Tahir Meha was deeply affected by this environment and began participating in underground resistance activities aimed at opposing the Yugoslav regime, as demonstrations and protests surged across Kosovo, particularly in the early 1980s. Rather than engaging in organized political movements, who would eventually unite to the People's Movement of Kosovo, Meha’s resistance was personal and nationalistic. His possession of Azem Bejta’s revolver was not just a practical matter, but also a statement of his family’s link to the Albanian national cause.

===Confrontation with Yugoslav authorities===
On 13 May 1981, a date that coincided with Yugoslav Militia Day, Meha was at the local market in Prekaz when two Yugoslav police officers spotted the revolver at his waist and demanded him to surrender it.

Meha refused and the heated argument became a violent confrontation, during which Meha opened fire on the police officers, wounding several officers. Following the clash, Meha retreated to his family home, where he was joined by his father, Nebih Meha.

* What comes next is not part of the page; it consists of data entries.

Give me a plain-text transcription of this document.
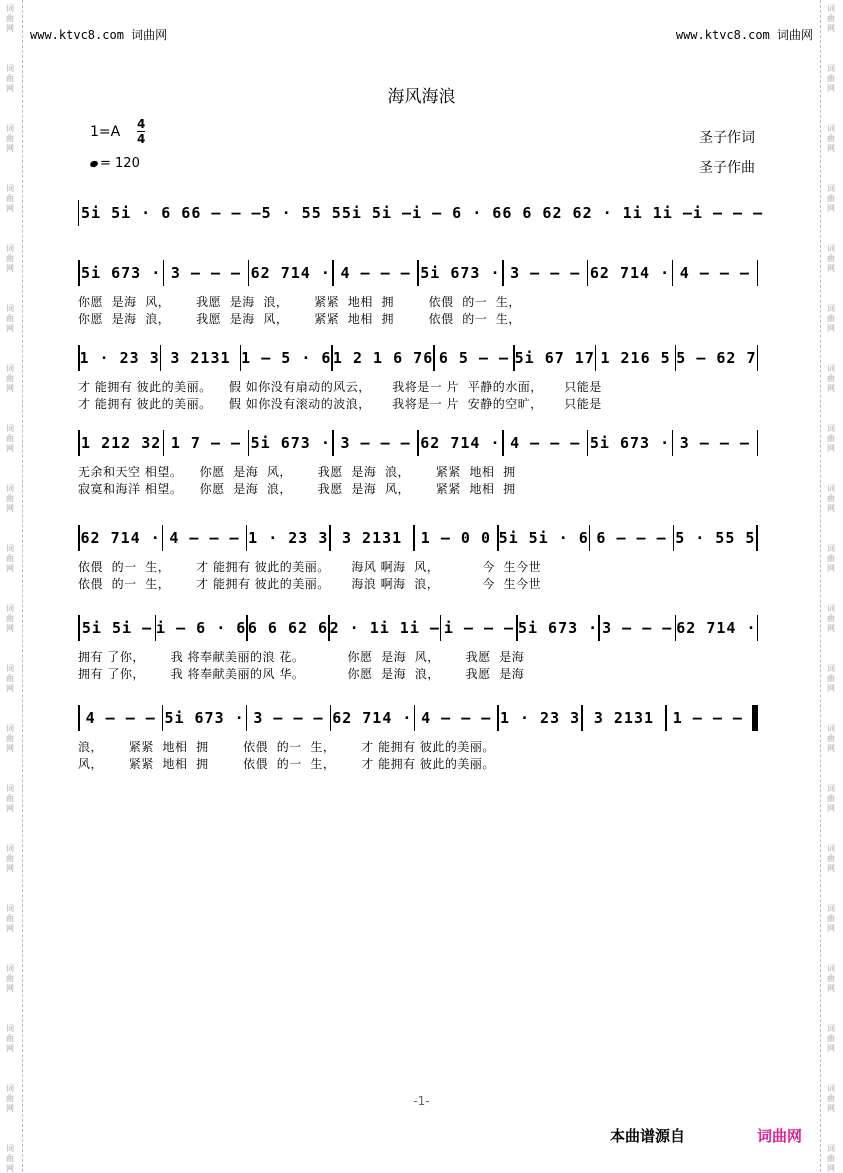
词
曲
网
词
曲
网
词
曲
网
词
曲
网
词
曲
网
词
曲
网
词
曲
网
词
曲
网
词
曲
网
词
曲
网
词
曲
网
词
曲
网
词
曲
网
词
曲
网
词
曲
网
词
曲
网
词
曲
网
词
曲
网
词
曲
网
词
曲
网
词
曲
网
词
曲
网
词
曲
网
词
曲
网
词
曲
网
词
曲
网
词
曲
网
词
曲
网
词
曲
网
词
曲
网
词
曲
网
词
曲
网
词
曲
网
词
曲
网
词
曲
网
词
曲
网
词
曲
网
词
曲
网
词
曲
网
词
曲
网
www.ktvc8.com 词曲网	www.ktvc8.com 词曲网
海风海浪
1=A 4
4
= 120
圣子作词
圣子作曲
5i 5i · 6 6 6 — — — 5 · 55 5 5i 5i — i — 6 · 6 6 6 62 6 2 · 1i 1i — i — — —
5i 673 · 3 — — — 62 714 · 4 — — — 5i 673 · 3 — — — 62 714 · 4 — — —
你愿  是海  风，      我愿  是海  浪，      紧紧  地相  拥        依偎  的一  生，
你愿  是海  浪，      我愿  是海  风，      紧紧  地相  拥        依偎  的一  生，
1 · 23 3 3 2131 1 — 5 · 6 1 2 1 6 76 6 5 — — 5i 67 17 1 216 5 5 — 62 7
才 能拥有 彼此的美丽。    假 如你没有扇动的风云，     我将是一 片  平静的水面，     只能是
才 能拥有 彼此的美丽。    假 如你没有滚动的波浪，     我将是一 片  安静的空旷，     只能是
1 212 32 1 7 — — 5i 673 · 3 — — — 62 714 · 4 — — — 5i 673 · 3 — — —
无余和天空 相望。    你愿  是海  风，      我愿  是海  浪，      紧紧  地相  拥
寂寞和海洋 相望。    你愿  是海  浪，      我愿  是海  风，      紧紧  地相  拥
62 714 · 4 — — — 1 · 23 3 3 2131	1 — 0 0 5i 5i · 6 6 — — — 5 · 55 5
依偎  的一  生，      才 能拥有 彼此的美丽。     海风 啊海  风，          今  生今世
依偎  的一  生，      才 能拥有 彼此的美丽。     海浪 啊海  浪，          今  生今世
5i 5i — i — 6 · 6 6 6 62 6 2 · 1i 1i — i — — — 5i 673 · 3 — — — 62 714 ·
拥有 了你，      我 将奉献美丽的浪 花。          你愿  是海  风，      我愿  是海
拥有 了你，      我 将奉献美丽的风 华。          你愿  是海  浪，      我愿  是海
4 — — — 5i 673 · 3 — — — 62 714 · 4 — — — 1 · 23 3 3 2131	1 — — —
浪，      紧紧  地相  拥        依偎  的一  生，      才 能拥有 彼此的美丽。
风，      紧紧  地相  拥        依偎  的一  生，      才 能拥有 彼此的美丽。
-1-
本曲谱源自	词曲网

Yugoslav authorities mobilized a massive military response, deploying several battalions equipped with tanks, helicopters and heavy artillery. The order came directly from Franjo Herljević, Yugoslavia's Federal Secretary of Internal Affairs, who declared that Meha should be captured either dead or alive at any cost. The siege on the Meha residence began at 10:00 p.m. and lasted for nearly 22 hours.

==Death==
The siege escalated as the authorities used tear gas and made four attempts to storm the kulla. Each attempt was repelled by Tahir and his father, who killed three special unit police officers—Salih Hasanović, Vojo Tubić, Milenko Pejović and local Albanian police officer, Muhamet Selmanaj and wounding five others.

Around 3:00 PM, the police were reinforced with tanks, which bombarded Tahir's kulla until the evening, but according to reports, Meha managed to damage a tank by throwing a grenade into its cabin. However, the overwhelming firepower of the combined police and military forces eventually caused the walls to collapse.

During the chaos, Meha was fatally shot as searchlights exposed his position. His body, riddled with eight bullets, was retrieved by local villagers the next morning.

After six months, their kulla was demolished by the police after being constantly guarded, while Tahir's brother Beqir and his uncle Mehmet, were imprisoned for six months.

The siege underscored the lengths to which Yugoslav authorities were willing to go to suppress nationalistic movements. For ethnic Albanians, it also highlighted the symbolic significance of Meha’s stand, as an entire military and police force were required to crush the resistance of just two individuals. His father, Nebih Meha, was also killed during the siege and his 15-year-old daughter, Zadja, was heavily injured.

==Legacy==
Tahir Meha’s legacy is celebrated in Albanian folklore and his story is often recounted as an example of patriotism and defiance in the face of overwhelming odds. The date of his death, 13 May, has since been commemorated as a day of remembrance for those who fought for Kosovo's independence.

On the 35th anniversary of Meha’s death in 2016, Hashim Thaçi, then President of the Republic of Kosovo, paid tribute to his grave in Prekaz. Speaking at the site, Thaçi described the resistance of Tahir and Nebih Meha as a turning point in the struggle against the Yugoslav regime. Thaçi further emphasized the connection between Meha’s resistance and the later efforts of the Kosovo Liberation Army, which ultimately achieved Kosovo’s independence. Beqir Meha, his brother, was later killed in Action, on March 25, 1999 while fighting for the KLA during the Kosovo War.

==Sources==
- Elsie, Robert (2010). "Historical Dictionary of Kosovo"
- Malcolm, Noel. "Kosovo." A short history, London (1998).